L’Institut de recherche en droits humains alerte sur le transfert forcé de demandeurs d’asile américains vers Kinshasa, qu’il qualifie de pratique illégale et dangereuse. Des transferts que cette ONG des droits humains basée à Lubumbashi dans le Haut-Katanga, juge contraires au droit international.
L’Institut de recherche en droits humains (IRDH) exprime sa vive inquiétude après l’arrivée, le 17 avril 2026 à Kinshasa, d’une quarantaine de demandeurs d’asile transférés depuis les États-Unis vers la RDC. Selon l’organisation, cette opération constitue une externalisation des obligations internationales de protection, en violation du principe de non-refoulement et de l’interdiction des transferts forcés.
L’IRDH estime que cette pratique est incompatible avec plusieurs normes, notamment le droit des réfugiés, le droit international humanitaire et la Charte africaine des droits de l’homme et des peuples.
Le premier groupe, composé d’environ 45 personnes majoritairement originaires d’Amérique latine, est arrivé à bord d’un avion de la compagnie Omni Air International, en provenance de Louisiane. Après des escales à Dakar (Sénégal) et Accra (Ghana), l’appareil a atterri à l’aéroport international de N’djili.

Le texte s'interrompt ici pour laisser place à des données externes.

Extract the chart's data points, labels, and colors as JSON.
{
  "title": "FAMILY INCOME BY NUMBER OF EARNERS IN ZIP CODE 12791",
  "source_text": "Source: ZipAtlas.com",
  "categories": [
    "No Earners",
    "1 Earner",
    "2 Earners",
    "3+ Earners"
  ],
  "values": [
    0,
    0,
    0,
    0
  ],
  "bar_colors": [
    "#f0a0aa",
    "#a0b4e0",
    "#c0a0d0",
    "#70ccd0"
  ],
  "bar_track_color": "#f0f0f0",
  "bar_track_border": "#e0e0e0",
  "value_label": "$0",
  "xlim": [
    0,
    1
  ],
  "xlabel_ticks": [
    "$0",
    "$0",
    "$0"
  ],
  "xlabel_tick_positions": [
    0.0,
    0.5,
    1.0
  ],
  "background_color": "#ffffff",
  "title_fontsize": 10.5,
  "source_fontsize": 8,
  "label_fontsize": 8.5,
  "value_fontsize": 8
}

Les migrants ont ensuite été conduits dans un complexe hôtelier proche de l’aéroport, sous surveillance de la Police nationale congolaise.
Contrairement à la version officielle, l’IRDH considère que ces conditions s’apparentent à une forme de rétention, remettant en cause le respect de la dignité humaine.
Kinshasa accusée de « sous-traitance migratoire »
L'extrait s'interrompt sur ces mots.